В исполнении петербуржцев не пронзал. Все четыре балета были исполнены старательно и добродетельно, в строгом соответствии с буквой, но не духом автора. В "Адажио Хаммерклавир" на музыку Бетховена три пары отличались скорбной суровостью. В отдельных дуэтах доза скорби уменьшилась, однако настоящая жизнь светилась лишь в чувственном танце хрустальной Кристины Шапран, бывшей примы Музтеатра Станиславского. Солисты в мужском темповом "Соло" на музыку Баха раскочегарились лишь к финалу этой семиминутной новеллы: из всех троих лишь юркий Ярослав Байбордин с ходу отдался стремительному потоку движений; остальные, утрируя юмористические пассажи, тяжелили эту внешне легкомысленную, но коварную хореографию. Старобалетными штампами были убиты заманчивые "Пять танго" Пьяццоллы. В соблазнительном адажио с шестью мужчинами солистка Виктория Терешкина каждым своим движением словно постулировала принцип: "В Мариинском театре секса нет". Корифейки выступали попеременно карменами и китрями, корифеи — тореадорами. Премьер Владимир Шкляров порхал Базилем. Академический балет победил Ханса ван Манена.

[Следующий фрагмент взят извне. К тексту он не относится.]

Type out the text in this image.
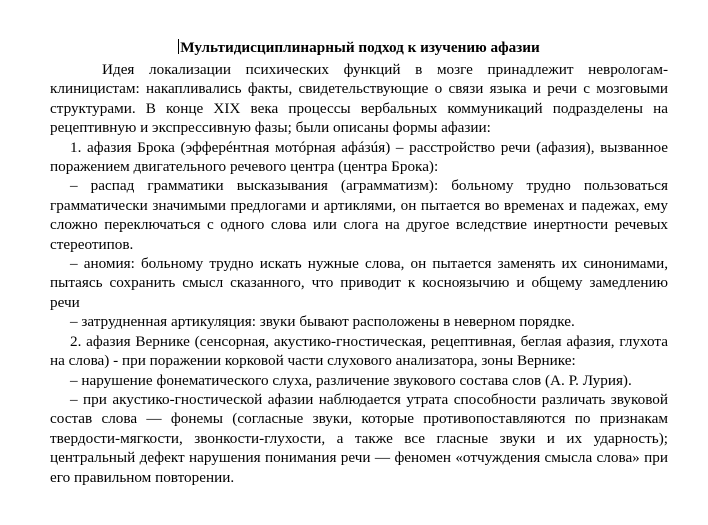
Мультидисциплинарный подход к изучению афазии

Идея локализации психических функций в мозге принадлежит неврологам-клиницистам: накапливались факты, свидетельствующие о связи языка и речи с мозговыми структурами. В конце XIX века процессы вербальных коммуникаций подразделены на рецептивную и экспрессивную фазы; были описаны формы афазии:

1. афазия Брока (эфферéнтная мотóрная афáзúя) – расстройство речи (афазия), вызванное поражением двигательного речевого центра (центра Брока):

– распад грамматики высказывания (аграмматизм): больному трудно пользоваться грамматически значимыми предлогами и артиклями, он пытается во временах и падежах, ему сложно переключаться с одного слова или слога на другое вследствие инертности речевых стереотипов.

– аномия: больному трудно искать нужные слова, он пытается заменять их синонимами, пытаясь сохранить смысл сказанного, что приводит к косноязычию и общему замедлению речи

– затрудненная артикуляция: звуки бывают расположены в неверном порядке.

2. афазия Вернике (сенсорная, акустико-гностическая, рецептивная, беглая афазия, глухота на слова) - при поражении корковой части слухового анализатора, зоны Вернике:

– нарушение фонематического слуха, различение звукового состава слов (А. Р. Лурия).

– при акустико-гностической афазии наблюдается утрата способности различать звуковой состав слова — фонемы (согласные звуки, которые противопоставляются по признакам твердости-мягкости, звонкости-глухости, а также все гласные звуки и их ударность); центральный дефект нарушения понимания речи — феномен «отчуждения смысла слова» при его правильном повторении.
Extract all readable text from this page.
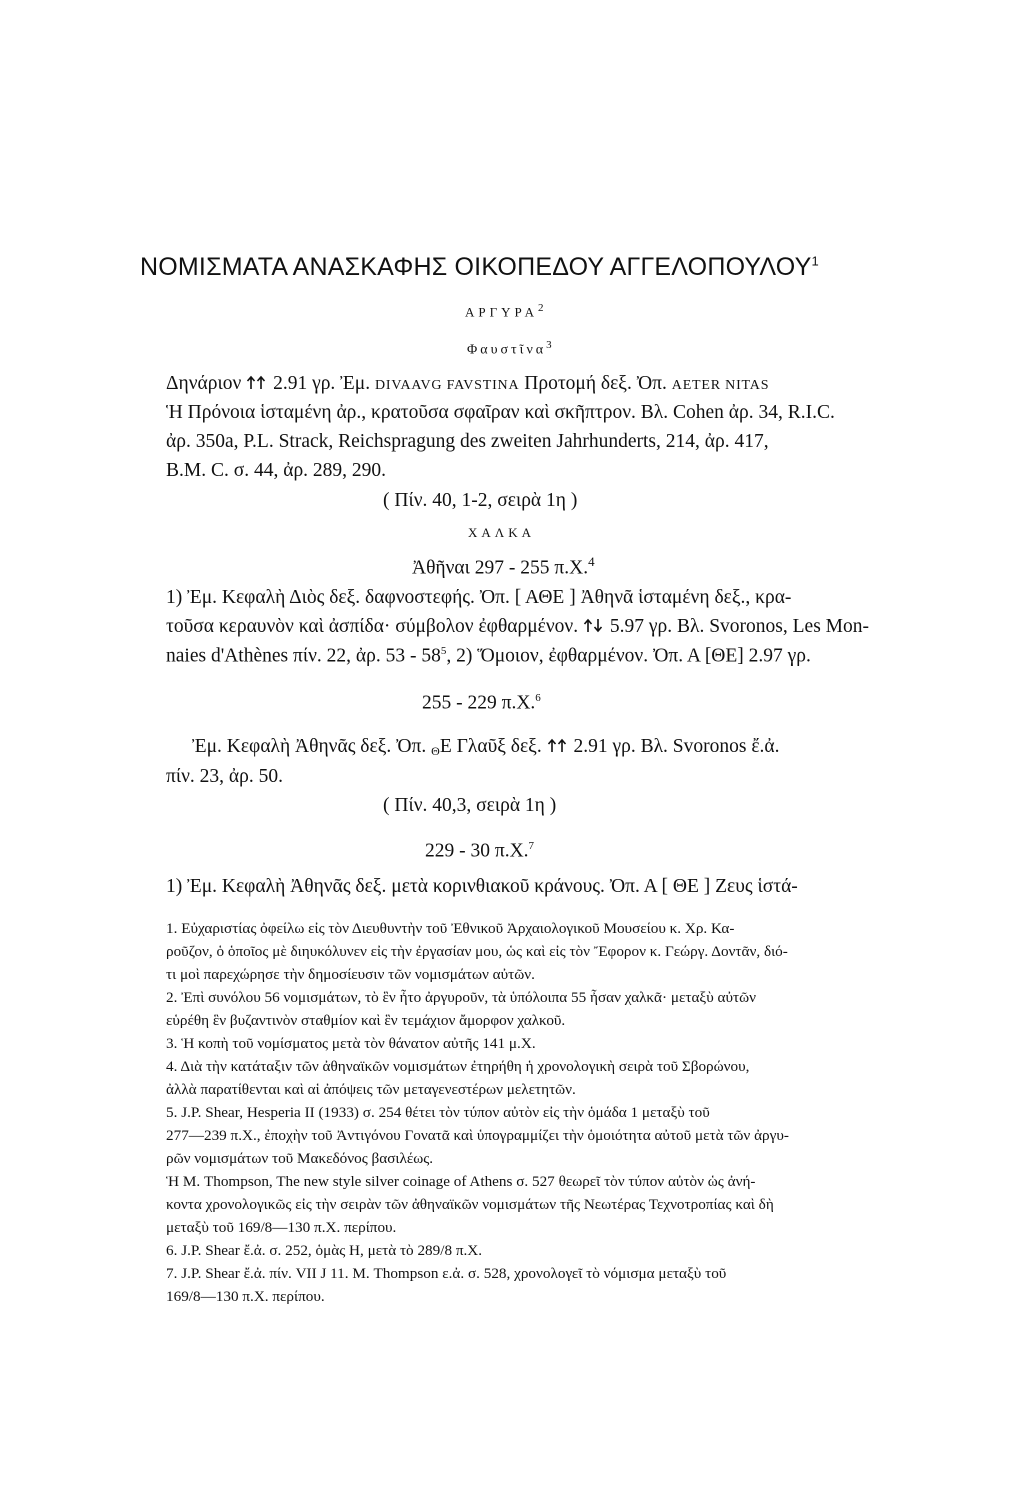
ΝΟΜΙΣΜΑΤΑ ΑΝΑΣΚΑΦΗΣ ΟΙΚΟΠΕΔΟΥ ΑΓΓΕΛΟΠΟΥΛΟΥ$^1$
ΑΡΓΥΡΑ$^2$
Φαυστῖνα$^3$
Δηνάριον 2.91 γρ. Ἐμ. DIVAAVG FAVSTINA Προτομή δεξ. Ὀπ. AETER NITAS
Ἡ Πρόνοια ἱσταμένη ἀρ., κρατοῦσα σφαῖραν καὶ σκῆπτρον. Βλ. Cohen ἀρ. 34, R.I.C.
ἀρ. 350a, P.L. Strack, Reichspragung des zweiten Jahrhunderts, 214, ἀρ. 417,
B.M. C. σ. 44, ἀρ. 289, 290.
( Πίν. 40, 1-2, σειρὰ 1η )
ΧΑΛΚΑ
Ἀθῆναι 297 - 255 π.Χ.$^4$
1) Ἐμ. Κεφαλὴ Διὸς δεξ. δαφνοστεφής. Ὀπ. [ ΑΘΕ ] Ἀθηνᾶ ἱσταμένη δεξ., κρα-
τοῦσα κεραυνὸν καὶ ἀσπίδα· σύμβολον ἐφθαρμένον. 5.97 γρ. Βλ. Svoronos, Les Mon-
naies d'Athènes πίν. 22, ἀρ. $53 - 58^5$, 2) Ὅμοιον, ἐφθαρμένον. Ὀπ. Α [ΘΕ] 2.97 γρ.
255 - 229 π.Χ.$^6$
Ἐμ. Κεφαλὴ Ἀθηνᾶς δεξ. Ὀπ. $_\Theta$Ε Γλαῦξ δεξ. 2.91 γρ. Βλ. Svoronos ἔ.ἀ.
πίν. 23, ἀρ. 50.
( Πίν. 40,3, σειρὰ 1η )
229 - 30 π.Χ.$^7$
1) Ἐμ. Κεφαλὴ Ἀθηνᾶς δεξ. μετὰ κορινθιακοῦ κράνους. Ὀπ. Α [ ΘΕ ] Ζευς ἱστά-
1. Εὐχαριστίας ὀφείλω εἰς τὸν Διευθυντὴν τοῦ Ἐθνικοῦ Ἀρχαιολογικοῦ Μουσείου κ. Χρ. Κα-
ροῦζον, ὁ ὁποῖος μὲ διηυκόλυνεν εἰς τὴν ἐργασίαν μου, ὡς καὶ εἰς τὸν Ἔφορον κ. Γεώργ. Δοντᾶν, διό-
τι μοὶ παρεχώρησε τὴν δημοσίευσιν τῶν νομισμάτων αὐτῶν.
2. Ἐπὶ συνόλου 56 νομισμάτων, τὸ ἓν ἦτο ἀργυροῦν, τὰ ὑπόλοιπα 55 ἦσαν χαλκᾶ· μεταξὺ αὐτῶν
εὑρέθη ἓν βυζαντινὸν σταθμίον καὶ ἓν τεμάχιον ἄμορφον χαλκοῦ.
3. Ἡ κοπὴ τοῦ νομίσματος μετὰ τὸν θάνατον αὐτῆς 141 μ.Χ.
4. Διὰ τὴν κατάταξιν τῶν ἀθηναϊκῶν νομισμάτων ἐτηρήθη ἡ χρονολογικὴ σειρὰ τοῦ Σβορώνου,
ἀλλὰ παρατίθενται καὶ αἱ ἀπόψεις τῶν μεταγενεστέρων μελετητῶν.
5. J.P. Shear, Hesperia II (1933) σ. 254 θέτει τὸν τύπον αὐτὸν εἰς τὴν ὁμάδα 1 μεταξὺ τοῦ
277—239 π.Χ., ἐποχὴν τοῦ Ἀντιγόνου Γονατᾶ καὶ ὑπογραμμίζει τὴν ὁμοιότητα αὐτοῦ μετὰ τῶν ἀργυ-
ρῶν νομισμάτων τοῦ Μακεδόνος βασιλέως.
Ἡ Μ. Thompson, The new style silver coinage of Athens σ. 527 θεωρεῖ τὸν τύπον αὐτὸν ὡς ἀνή-
κοντα χρονολογικῶς εἰς τὴν σειρὰν τῶν ἀθηναϊκῶν νομισμάτων τῆς Νεωτέρας Τεχνοτροπίας καὶ δὴ
μεταξὺ τοῦ 169/8—130 π.Χ. περίπου.
6. J.P. Shear ἔ.ἀ. σ. 252, ὁμὰς Η, μετὰ τὸ 289/8 π.Χ.
7. J.P. Shear ἔ.ἀ. πίν. VII J 11. Μ. Thompson ε.ἀ. σ. 528, χρονολογεῖ τὸ νόμισμα μεταξὺ τοῦ
169/8—130 π.Χ. περίπου.
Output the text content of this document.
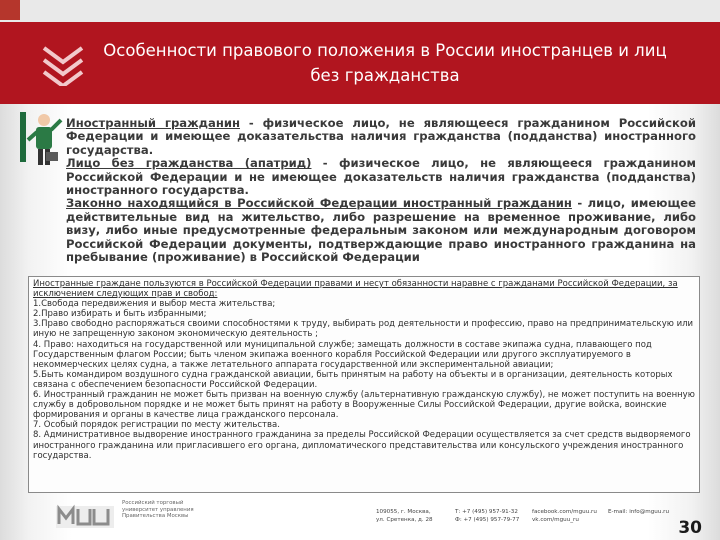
Особенности правового положения в России иностранцев и лиц
без гражданства

Иностранный гражданин - физическое лицо, не являющееся гражданином Российской Федерации и имеющее доказательства наличия гражданства (подданства) иностранного государства.

Лицо без гражданства (апатрид) - физическое лицо, не являющееся гражданином Российской Федерации и не имеющее доказательств наличия гражданства (подданства) иностранного государства.

Законно находящийся в Российской Федерации иностранный гражданин - лицо, имеющее действительные вид на жительство, либо разрешение на временное проживание, либо визу, либо иные предусмотренные федеральным законом или международным договором Российской Федерации документы, подтверждающие право иностранного гражданина на пребывание (проживание) в Российской Федерации

Иностранные граждане пользуются в Российской Федерации правами и несут обязанности наравне с гражданами Российской Федерации, за исключением следующих прав и свобод:

1.Свобода передвижения и выбор места жительства;

2.Право избирать и быть избранными;

3.Право свободно распоряжаться своими способностями к труду, выбирать род деятельности и профессию, право на предпринимательскую или иную не запрещенную законом экономическую деятельность ;

4. Право: находиться на государственной или муниципальной службе; замещать должности в составе экипажа судна, плавающего под Государственным флагом России; быть членом экипажа военного корабля Российской Федерации или другого эксплуатируемого в некоммерческих целях судна, а также летательного аппарата государственной или экспериментальной авиации;

5.Быть командиром воздушного судна гражданской авиации, быть принятым на работу на объекты и в организации, деятельность которых связана с обеспечением безопасности Российской Федерации.

6. Иностранный гражданин не может быть призван на военную службу (альтернативную гражданскую службу), не может поступить на военную службу в добровольном порядке и не может быть принят на работу в Вооруженные Силы Российской Федерации, другие войска, воинские формирования и органы в качестве лица гражданского персонала.

7. Особый порядок регистрации по месту жительства.

8. Административное выдворение иностранного гражданина за пределы Российской Федерации осуществляется за счет средств выдворяемого иностранного гражданина или пригласившего его органа, дипломатического представительства или консульского учреждения иностранного государства.

Российский торговый
университет управления
Правительства Москвы
109055, г. Москва,
ул. Сретенка, д. 28
Т: +7 (495) 957-91-32
Ф: +7 (495) 957-79-77
facebook.com/mguu.ru
vk.com/mguu_ru
E-mail: info@mguu.ru
30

Во второй программе номинированная "Инфра" Макгрегора была последней. В ожидании ее пришлось высидеть инфантильный опус молодого Антона Пименова "Inside the Lines" на музыку Равеля: в нем артисты изображали карамельную молодежь, не отягощенную ничем, в том числе сколь-нибудь сложными комбинациями па. Понятно желание театра вырастить собственного хореографа, но не стоило бы домашние радости выпускать за пределы родных стен. В историческом балете Фредерика Аштона "Маргарита и Арман" на музыку Листа Ульяна Лопаткина в сопровождении Ксандера Париша, юного корифея из лондонского "Ковент-Гардена", выращенного в Петербурге до статуса премьера, играла безумную любовь. Кулуарное злопыхательство на тему "мамы с сыном" не имеет оснований: разница в возрасте между первыми исполнителями балета — Марго Фонтейн и Рудольфом Нуреевым — была не меньшей. Тут дело в другом: непогрешимая балерина Лопаткина явно не в состоянии представить себя куртизанкой, готовой ради страсти на любые унижения, — к любовнику она относится с царственно-материнской нежностью. Снять "божественную" с пьедестала мог бы достойный партнер, но никак не юноша Париш с оттопыренной попкой и нестабильным вращением: котлеты балетной техники он решительно отделял от мух образа Армана, переключаясь на обязанности влюбленного с фальшивостью почти пародийной.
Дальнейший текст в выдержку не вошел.